Verner was three years old when his older brother was suspected of raping him. The police report stated that the boy was showing signs that something had been done to him, but it was impossible to determine who and what exactly. The boy’s mother had come worried that the boy had started complaining that sometimes when his older brother is with the boy, he has difficulty breathing. When asked by his mother what made it difficult to breathe, the boy had answered that his brother had put something in his mouth. An investigation had been launched, but not enough evidence was found to convict anyone. In fact, the case was closed very quickly, and it became confusing whether something had happened at all or if his mother had invented it. But it all turned out to be right, and now, sitting with me on that park bench, he was able to put into words for the first time that it happened many more times later.

“My brother is normal until the moment he drinks too much,” Verner said, calming down a little. “If not alcohol, he would be a perfectly ok person.”

“It’s not okay,” I replied. “It’s not okay, and neither your mother did anything to stop it. She still protects your brother as if nothing is his fault. But it is his fault and one day he will have to answer for it. I’m sure of that. “

It is not at all uncommon for people to remain in contact with each other in such a harmful relationship and the perpetrator can never be punished. First of all, not many talk about such things.
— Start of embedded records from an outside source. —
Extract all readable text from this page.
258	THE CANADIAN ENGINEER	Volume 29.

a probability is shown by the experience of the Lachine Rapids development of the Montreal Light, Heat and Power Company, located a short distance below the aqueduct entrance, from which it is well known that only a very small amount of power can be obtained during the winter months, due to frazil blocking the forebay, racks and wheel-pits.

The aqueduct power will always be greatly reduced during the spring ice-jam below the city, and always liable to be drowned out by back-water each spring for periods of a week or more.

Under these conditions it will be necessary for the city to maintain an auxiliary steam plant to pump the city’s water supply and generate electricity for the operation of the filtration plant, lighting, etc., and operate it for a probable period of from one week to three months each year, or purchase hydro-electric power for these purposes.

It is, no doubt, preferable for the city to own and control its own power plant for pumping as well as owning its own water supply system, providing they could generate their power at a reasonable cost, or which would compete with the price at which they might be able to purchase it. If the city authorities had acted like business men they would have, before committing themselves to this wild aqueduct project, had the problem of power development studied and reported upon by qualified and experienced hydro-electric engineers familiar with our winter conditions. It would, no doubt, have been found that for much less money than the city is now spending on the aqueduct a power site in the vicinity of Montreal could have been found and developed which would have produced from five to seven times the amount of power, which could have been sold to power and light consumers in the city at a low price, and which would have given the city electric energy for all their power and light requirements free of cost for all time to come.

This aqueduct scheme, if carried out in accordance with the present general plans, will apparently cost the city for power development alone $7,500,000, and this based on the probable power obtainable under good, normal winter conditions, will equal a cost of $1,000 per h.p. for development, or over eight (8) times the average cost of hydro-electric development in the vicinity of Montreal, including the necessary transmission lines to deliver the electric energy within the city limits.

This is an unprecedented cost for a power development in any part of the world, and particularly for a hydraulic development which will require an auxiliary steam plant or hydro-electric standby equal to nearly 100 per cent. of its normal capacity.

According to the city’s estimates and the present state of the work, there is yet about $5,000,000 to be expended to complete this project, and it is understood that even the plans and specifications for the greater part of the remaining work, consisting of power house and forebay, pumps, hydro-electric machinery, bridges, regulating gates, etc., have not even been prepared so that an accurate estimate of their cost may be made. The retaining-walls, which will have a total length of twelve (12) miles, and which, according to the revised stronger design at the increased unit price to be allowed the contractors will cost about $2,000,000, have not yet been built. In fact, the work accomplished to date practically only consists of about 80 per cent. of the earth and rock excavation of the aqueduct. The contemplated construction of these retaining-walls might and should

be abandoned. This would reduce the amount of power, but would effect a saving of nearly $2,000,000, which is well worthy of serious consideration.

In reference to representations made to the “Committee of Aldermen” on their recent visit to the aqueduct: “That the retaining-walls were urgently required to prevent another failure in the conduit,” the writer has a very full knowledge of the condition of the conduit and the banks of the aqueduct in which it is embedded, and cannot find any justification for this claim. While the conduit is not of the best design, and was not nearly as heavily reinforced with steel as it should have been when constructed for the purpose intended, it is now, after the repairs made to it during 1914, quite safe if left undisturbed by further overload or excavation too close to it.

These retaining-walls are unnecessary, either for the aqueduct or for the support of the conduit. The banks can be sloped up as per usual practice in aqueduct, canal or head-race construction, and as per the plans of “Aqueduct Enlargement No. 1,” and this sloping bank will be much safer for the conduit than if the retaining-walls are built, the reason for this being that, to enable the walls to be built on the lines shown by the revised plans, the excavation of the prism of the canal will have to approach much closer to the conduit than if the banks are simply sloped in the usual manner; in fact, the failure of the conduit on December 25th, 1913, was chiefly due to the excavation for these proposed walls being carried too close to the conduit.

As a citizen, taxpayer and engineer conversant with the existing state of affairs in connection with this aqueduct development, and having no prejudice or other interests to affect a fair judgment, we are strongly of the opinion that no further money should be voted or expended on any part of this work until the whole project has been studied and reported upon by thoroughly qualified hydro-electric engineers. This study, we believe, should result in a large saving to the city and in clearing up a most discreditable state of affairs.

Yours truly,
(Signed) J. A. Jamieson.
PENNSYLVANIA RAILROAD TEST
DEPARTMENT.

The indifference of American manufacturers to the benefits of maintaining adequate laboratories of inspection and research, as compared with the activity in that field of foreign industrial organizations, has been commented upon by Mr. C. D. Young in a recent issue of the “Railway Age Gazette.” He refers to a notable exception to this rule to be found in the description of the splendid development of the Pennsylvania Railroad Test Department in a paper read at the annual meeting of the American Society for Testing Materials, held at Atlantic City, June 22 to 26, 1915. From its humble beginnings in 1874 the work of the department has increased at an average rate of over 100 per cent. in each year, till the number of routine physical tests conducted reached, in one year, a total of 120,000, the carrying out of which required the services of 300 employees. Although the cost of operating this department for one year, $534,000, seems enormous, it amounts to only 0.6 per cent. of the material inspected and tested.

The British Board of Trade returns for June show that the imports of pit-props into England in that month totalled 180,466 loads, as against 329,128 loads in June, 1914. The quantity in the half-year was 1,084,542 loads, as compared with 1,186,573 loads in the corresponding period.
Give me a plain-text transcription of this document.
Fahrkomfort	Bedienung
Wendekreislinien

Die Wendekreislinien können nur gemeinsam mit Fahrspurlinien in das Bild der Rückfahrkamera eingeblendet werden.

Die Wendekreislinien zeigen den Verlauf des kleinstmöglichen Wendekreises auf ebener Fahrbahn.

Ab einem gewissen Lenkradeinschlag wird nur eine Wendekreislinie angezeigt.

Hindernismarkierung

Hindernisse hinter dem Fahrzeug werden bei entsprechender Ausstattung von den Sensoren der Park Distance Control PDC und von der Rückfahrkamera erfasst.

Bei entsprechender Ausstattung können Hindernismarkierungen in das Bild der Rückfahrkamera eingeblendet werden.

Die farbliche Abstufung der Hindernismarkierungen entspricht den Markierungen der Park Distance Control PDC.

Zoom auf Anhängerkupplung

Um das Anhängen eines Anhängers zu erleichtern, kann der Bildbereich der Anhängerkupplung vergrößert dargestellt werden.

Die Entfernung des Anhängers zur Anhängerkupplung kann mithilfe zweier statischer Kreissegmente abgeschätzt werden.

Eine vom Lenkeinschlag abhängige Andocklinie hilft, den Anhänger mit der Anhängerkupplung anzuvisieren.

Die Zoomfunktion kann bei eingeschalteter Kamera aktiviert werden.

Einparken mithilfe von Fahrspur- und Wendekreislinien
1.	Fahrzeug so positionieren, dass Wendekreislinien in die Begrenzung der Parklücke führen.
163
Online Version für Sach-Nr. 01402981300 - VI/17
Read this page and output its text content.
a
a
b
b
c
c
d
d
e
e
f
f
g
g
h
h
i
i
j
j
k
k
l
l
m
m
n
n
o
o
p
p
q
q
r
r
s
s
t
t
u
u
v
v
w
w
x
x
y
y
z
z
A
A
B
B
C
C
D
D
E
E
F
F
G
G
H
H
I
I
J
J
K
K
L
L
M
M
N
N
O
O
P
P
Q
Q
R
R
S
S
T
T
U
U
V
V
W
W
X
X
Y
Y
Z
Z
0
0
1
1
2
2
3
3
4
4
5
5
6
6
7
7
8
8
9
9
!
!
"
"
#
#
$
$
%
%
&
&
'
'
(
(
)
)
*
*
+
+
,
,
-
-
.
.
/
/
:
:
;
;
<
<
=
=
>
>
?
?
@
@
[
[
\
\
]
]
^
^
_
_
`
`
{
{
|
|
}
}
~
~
Especially if the rapist turns out to be someone close to your own family. Second, in order to talk about it, you must first find the strength to face reality. You always wear it in your soul and heart, it kills you slowly on the inside and often you feel like you can no longer breathe. But letting it out and resisting the person who did it to you seems even worse than living with that secret.

I hated Verner’s brother. And I hated Verner’s mother. Although Verner’s mother tried to do something at first, she was later the rapist’s greatest defender, and it was her who always tried to bring Verner in touch with his brother. I hated everyone who let it happen and did nothing to punish the guilty one. Who knows how many more children had fallen victim to him. But the truth was, I didn’t do anything eather. Like others who knew about it but remained silent witnesses, I stood as a bystander and did nothing. Was there anything I could have done?

After meeting Verner, I drove to the mountains. There were no people, no phone service. Only mountains, streams that flowed down towards the inland lakes and the sky. I slept in the car that night. It was bag blind outside and I was afraid, but I wanted to feel that fear. I needed it. I cried a lot that night. I cried for Verner, I imagined him as a three-year-old, and a six-year-old boy. I was reminded of the pictures I had seen of him facing a cheerful boy with a big smile. Who would have thought of experiences behind this smile. Who would have thought what a heavy load this boy carried. It was clear from that smile that he himself did not understand at that time what was really going on and what was being done to him. He was just a child.

I cried for Verner and I swore revenge. If Verner himself couldn’t and didn’t do anything about it, I owed him so much to do something about it.